Separating user data and applications from the base VDI experience allows organizations to implement better user data protection policies as well as ensure that applications are efficiently licensed.
Organizations are increasingly configuring their VDI deployments so that instead of monolithic VDI images that contain every possible application a user might need, a base set of applications, such as the Microsoft Office suite, is provided—with other applications that might be specific to the user. Rather than install the applications, these applications can be streamed to the user’s VDI desktop using a variety of technologies.
An advantage of this approach is that organizations will have their application licensing far more closely aligned with actual application utilization. Unnecessary software licensing is a problem that many organizations face, with many applications that are licensed never being used because a specific user has no need for them. Technologies that allow applications to be streamed to desktops, including VDI desktops, only when the application is required, provide organizations with the ability to acquire the number of licenses that matches actual application utilization, rather than hypothetical utilization.
Another important aspect of a successful VDI strategy is separating user’s data away from the VDI desktops. This can be done using a variety of strategies, such as forcing users to store all data on file shares and blocking them from storing documents on the local VDI desktop instance to which they are connected.

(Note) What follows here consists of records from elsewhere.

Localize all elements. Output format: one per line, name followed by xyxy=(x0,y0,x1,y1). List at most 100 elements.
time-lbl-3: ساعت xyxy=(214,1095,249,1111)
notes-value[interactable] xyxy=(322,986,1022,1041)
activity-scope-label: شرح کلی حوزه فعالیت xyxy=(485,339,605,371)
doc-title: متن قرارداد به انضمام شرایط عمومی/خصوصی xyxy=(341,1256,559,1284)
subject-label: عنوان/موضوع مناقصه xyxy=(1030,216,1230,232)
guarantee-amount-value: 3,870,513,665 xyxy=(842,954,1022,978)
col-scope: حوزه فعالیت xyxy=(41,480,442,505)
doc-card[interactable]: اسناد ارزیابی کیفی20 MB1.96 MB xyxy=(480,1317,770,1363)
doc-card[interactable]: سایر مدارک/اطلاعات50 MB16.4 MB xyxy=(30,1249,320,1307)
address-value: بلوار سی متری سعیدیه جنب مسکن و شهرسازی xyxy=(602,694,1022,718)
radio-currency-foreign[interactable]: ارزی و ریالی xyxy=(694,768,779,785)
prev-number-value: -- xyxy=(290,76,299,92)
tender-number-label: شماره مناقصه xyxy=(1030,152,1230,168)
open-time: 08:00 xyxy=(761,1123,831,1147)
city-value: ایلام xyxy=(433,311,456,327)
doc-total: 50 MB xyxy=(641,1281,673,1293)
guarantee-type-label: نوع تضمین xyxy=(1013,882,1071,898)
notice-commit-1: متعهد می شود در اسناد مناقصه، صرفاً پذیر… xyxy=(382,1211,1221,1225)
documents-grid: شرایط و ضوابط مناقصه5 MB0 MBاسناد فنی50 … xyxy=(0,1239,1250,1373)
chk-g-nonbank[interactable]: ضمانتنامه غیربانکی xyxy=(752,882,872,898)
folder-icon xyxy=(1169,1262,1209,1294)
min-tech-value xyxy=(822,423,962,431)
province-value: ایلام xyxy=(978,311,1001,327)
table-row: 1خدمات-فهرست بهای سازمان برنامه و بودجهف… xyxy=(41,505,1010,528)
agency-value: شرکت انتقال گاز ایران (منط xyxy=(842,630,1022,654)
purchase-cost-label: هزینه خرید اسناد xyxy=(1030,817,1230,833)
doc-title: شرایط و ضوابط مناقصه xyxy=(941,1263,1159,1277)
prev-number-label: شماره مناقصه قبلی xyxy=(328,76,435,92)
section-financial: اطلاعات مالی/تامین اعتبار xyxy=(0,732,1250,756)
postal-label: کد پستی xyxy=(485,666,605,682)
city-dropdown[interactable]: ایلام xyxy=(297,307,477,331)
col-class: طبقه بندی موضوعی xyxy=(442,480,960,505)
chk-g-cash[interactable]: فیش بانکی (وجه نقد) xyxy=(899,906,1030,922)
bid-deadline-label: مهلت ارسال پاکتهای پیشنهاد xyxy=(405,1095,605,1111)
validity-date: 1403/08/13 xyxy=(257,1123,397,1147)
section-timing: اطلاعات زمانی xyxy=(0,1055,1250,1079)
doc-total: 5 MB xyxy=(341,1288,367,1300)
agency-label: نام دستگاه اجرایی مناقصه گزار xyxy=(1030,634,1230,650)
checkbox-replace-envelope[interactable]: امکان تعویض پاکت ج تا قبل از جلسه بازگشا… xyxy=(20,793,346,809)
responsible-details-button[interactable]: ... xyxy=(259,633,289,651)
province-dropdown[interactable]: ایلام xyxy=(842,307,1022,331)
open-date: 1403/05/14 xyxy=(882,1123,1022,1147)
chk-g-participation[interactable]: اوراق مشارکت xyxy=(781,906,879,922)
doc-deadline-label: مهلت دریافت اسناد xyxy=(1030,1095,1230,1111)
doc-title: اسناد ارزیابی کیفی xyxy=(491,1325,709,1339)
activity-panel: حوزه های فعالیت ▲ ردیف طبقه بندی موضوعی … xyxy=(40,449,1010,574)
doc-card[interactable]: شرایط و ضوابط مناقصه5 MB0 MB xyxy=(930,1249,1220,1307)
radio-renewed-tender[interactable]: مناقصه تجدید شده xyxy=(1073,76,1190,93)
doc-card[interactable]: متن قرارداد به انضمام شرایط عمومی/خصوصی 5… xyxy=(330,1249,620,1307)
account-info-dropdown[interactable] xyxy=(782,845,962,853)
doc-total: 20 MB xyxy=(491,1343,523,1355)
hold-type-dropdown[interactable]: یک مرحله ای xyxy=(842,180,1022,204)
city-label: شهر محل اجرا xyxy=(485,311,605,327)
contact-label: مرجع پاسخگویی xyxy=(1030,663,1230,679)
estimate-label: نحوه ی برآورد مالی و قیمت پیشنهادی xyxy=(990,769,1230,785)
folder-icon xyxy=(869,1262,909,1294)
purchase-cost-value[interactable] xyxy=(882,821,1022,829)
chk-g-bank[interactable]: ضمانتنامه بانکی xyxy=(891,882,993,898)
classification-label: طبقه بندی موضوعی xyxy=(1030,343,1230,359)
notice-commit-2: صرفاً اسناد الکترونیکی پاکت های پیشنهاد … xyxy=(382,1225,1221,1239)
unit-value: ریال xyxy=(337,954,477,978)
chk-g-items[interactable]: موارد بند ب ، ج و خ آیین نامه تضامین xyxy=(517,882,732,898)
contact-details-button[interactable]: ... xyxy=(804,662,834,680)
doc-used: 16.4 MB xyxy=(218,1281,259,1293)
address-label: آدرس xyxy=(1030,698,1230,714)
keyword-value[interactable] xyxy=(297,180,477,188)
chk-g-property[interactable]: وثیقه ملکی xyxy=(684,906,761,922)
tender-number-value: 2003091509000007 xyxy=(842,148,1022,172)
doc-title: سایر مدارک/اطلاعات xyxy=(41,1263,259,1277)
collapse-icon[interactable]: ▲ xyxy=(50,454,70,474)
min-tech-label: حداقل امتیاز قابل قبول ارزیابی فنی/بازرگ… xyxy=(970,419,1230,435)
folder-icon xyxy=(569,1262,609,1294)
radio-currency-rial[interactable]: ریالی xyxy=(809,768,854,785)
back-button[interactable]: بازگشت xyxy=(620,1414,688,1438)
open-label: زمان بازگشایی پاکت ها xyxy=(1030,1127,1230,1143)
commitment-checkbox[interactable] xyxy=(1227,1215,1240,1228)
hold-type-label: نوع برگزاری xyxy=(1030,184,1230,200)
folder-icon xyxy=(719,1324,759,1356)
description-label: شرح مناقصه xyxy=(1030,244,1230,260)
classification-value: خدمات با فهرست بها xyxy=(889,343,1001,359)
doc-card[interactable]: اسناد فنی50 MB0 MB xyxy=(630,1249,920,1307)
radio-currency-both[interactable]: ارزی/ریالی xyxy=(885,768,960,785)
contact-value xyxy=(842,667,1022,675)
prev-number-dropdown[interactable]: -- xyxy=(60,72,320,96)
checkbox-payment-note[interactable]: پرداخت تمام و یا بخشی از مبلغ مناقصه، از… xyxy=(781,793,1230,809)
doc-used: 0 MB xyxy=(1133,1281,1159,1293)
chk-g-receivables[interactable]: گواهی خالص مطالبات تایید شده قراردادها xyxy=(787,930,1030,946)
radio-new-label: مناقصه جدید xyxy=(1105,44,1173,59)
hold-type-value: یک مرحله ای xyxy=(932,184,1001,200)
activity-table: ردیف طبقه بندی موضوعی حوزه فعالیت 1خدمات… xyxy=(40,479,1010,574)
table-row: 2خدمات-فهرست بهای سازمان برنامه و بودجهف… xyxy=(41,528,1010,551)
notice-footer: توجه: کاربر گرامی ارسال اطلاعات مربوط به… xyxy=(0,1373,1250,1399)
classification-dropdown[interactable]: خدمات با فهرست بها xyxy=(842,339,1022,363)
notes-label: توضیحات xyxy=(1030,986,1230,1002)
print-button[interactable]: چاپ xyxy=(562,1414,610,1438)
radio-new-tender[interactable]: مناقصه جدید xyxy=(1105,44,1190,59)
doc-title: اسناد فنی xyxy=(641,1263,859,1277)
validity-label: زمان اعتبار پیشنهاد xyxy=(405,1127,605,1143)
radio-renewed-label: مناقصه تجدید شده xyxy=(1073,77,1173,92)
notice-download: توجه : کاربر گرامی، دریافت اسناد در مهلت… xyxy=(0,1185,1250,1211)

One of the huge benefits of this approach is that user data stored in a separate centrally managed location can be backed up and protected by the IT department. Should the user have a problem, such as corruption or loss of an important file, the IT department would be able to recover that file. Any IT administrator that has worked with traditional desktop computers knows that a certain number of the users in their organization will always store business critical files in locations that are not regularly backed, making those files irrecoverable.